1.3.1. Causes of climate change: millions of years

Seeking to explain the major changes of the Earth’s climate that have occurred in the past half a billion years, scientists have looked at various geological, astronomical, biological, geomagnetic, and cosmic factors. They have even considered the possibility of visitors from other planets, who might have used some sort of climate weapons. But scientists found no trace of action by aliens. What they found was that the temperature on our planet in the last few hundred million years was determined by the location of its continents.

Moving continents

The Earth’s crust is only the thin top layer of our planet (Fig. 1.3.3). Beneath it begins the mantle, which is the main part of the planet and which becomes a very hot and sticky liquid deeper down. The crust and top layers of the mantle consist of relatively hard (‘lithospheric’) plates, which can crack, move apart or come together, shifting just a few centimetres each year, butcoveringthousandsofkilometersovermillionsofyears! This is called ‘continental drift’. The single, ancient continent of Pangaea gradually divided into separate continents, which moved apart and collided with one another (Fig. 1.3.4). If you look at the western side of Africa and the eastern side of South America, you can see that they fit together like pieces of a jigsaw puzzle, and the reason for this is that they were once part of one single continent that split apart.

Figure 1.3.3 Layers of the Earth

Continents that are close to the equator do not accumulate ice, but if they are close to the poles, then they are soon buried under the glaciers (ice masses) that we now see in Antarctica and Greenland. The white surface of ice and snow reflects solar radiation back into space, ensuring that the ice and snow remain cold, while the dark surfaces of earth or water almost completely absorb solar radiation and therefore heat up.

Figure 1.3.4 Continental drift over the past 500 million years.

А – the formation of Pangaea

B – the division of Pangaea, formation of Laurasia and Gondwana

C – the splitting of Gondwana, formation of Hindustan, Australia and Antarctica

D – the formation of South America, beginning of the division of Laurasia

When this occurs over a large area, it becomes the main factor influencing the climate of the entire planet. For most of the time in the last half a billion years the continents had less ice cover than they have now, so the earth’s climate was warmer.

The white surface of ice and snow reflects solar radiation back into space, ensuring that the ice and snow remain cold, while the dark surfaces of earth or water almost completely absorb solar radiation and therefore heat up.

When there was a major change of climate, particularly when there was a cooling, so-called ‘bio-catastrophes’ occurred: whole species of living organisms died out and only those survived which were best suited to the new conditions.

 

One of these cold spells about 60 million years ago led to the disappearance of the last dinosaurs. This must have been a gradual process lasting more than a thousand years. The exact cause of the extinction of the dinosaurs is unknown, and there may have been several and not just one cause.

Why did the dinosaurs become extinct?

Dinosaurs finally died out on Earth around 60 million years ago. Scientists are still unsure exactly why.

 

One theory is that the dinosaurs were unable to compete with more ‘sophisticated’ living organ- isms. For example, with warm-blooded mammals, that were no larger than a squirrel, but which could eat the dinosaurs’ eggs or attack them by night, when the cold-blooded dinosaurs were unable to move.

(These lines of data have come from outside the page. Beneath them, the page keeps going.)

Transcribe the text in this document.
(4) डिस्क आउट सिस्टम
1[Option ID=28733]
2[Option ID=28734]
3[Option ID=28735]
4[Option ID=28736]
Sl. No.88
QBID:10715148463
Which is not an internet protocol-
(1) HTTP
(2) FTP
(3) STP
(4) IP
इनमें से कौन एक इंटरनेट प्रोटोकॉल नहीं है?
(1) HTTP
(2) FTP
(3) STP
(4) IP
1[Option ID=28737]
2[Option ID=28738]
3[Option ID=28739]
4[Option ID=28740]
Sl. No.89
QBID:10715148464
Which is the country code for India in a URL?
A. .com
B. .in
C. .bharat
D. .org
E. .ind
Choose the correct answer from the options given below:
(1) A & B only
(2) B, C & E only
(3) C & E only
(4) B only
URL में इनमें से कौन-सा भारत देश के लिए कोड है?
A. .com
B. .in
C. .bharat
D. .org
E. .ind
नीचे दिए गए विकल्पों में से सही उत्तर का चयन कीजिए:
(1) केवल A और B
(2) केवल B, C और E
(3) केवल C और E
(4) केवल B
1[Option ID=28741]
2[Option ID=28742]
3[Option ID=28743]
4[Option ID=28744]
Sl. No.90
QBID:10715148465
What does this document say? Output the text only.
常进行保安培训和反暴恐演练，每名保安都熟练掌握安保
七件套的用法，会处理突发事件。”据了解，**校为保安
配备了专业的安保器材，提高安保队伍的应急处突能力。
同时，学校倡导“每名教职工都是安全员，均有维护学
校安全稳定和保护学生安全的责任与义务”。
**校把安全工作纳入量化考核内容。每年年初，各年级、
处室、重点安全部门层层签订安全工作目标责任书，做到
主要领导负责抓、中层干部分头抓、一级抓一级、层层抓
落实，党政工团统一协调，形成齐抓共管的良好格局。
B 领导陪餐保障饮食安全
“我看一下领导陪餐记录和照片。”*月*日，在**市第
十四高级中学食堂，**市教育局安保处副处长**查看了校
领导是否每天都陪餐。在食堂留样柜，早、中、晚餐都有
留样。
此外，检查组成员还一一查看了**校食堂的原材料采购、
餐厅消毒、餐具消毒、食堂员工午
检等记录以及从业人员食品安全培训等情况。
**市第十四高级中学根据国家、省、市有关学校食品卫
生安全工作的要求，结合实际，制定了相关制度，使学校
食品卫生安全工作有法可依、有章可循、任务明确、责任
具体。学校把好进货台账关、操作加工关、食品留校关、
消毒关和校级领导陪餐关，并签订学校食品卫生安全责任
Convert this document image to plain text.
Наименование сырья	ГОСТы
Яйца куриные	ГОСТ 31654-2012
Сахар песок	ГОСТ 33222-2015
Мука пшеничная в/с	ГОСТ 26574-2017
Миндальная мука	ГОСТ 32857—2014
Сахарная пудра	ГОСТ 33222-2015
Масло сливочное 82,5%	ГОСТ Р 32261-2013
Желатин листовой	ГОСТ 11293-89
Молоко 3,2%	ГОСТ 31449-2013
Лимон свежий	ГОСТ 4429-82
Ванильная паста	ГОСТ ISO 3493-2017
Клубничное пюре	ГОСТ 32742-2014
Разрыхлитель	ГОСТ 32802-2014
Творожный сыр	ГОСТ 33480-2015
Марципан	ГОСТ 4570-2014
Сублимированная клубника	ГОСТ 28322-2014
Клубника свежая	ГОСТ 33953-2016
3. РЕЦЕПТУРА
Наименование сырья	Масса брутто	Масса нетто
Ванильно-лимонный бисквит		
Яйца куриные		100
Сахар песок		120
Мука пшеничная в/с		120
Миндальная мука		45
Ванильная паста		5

According to another theory, a huge meteorite struck Earth around the present Caribbean Sea, causing gigantic amounts of dust to spread through the atmosphere, blotting out the rays of the sun for a considerable period. Birds, mammals, and many other organisms adapted to the new temperatures, but dinosaurs did not.

 

There is one other version. It is known that for some reptiles (crocodiles, turtles) the ground temperature determines whether males or females will hatch from eggs laid in the sand along riverbanks and coasts. Biologists suggest that this dependence might also have applied to dinosaurs, which were also reptiles, only very large ones. If the temperature was such that only females (or males) hatched from dinosaur eggs, the species would have quickly disappeared without any need for disasters or falling meteorites.

 

The change from an invariable, moist climate to one with seasonal changes (even small changes) could produce short periods of cold nights when the huge reptile bodies of the dinosaurs could not retain sufficient warmth. Many of the animals would weaken and finally die.

But the most important climate event happened 50 million years ago, when the continents moved away from the poles. Snow and ice cover shrank, and temperatures rose to a level about 12°C higher than nowadays. Then, ‘suddenly’, India, which had previously been a small, separate lithospheric plate, crashed into Eurasia. The Himalaya mountains emerged at the place of the collision. The other plates moved around so that Antarctica took its place at the South Pole and was covered with a layer of ice (30–40 million years ago). The temperature on Earth began to fall sharply as the white ice of Antarctica began to reflect solar radiation back into space.

 

About 10 million years ago Greenland reached its present location and was covered by a layer of ice that lowered the temperature still further, to levels close to those we have today.

It was much warmer on Earth 100 million years ago than it is today. Antarctica became covered with ice 30–40 million years ago and Greenland 10 million years ago, causing temperatures to drop to their current levels.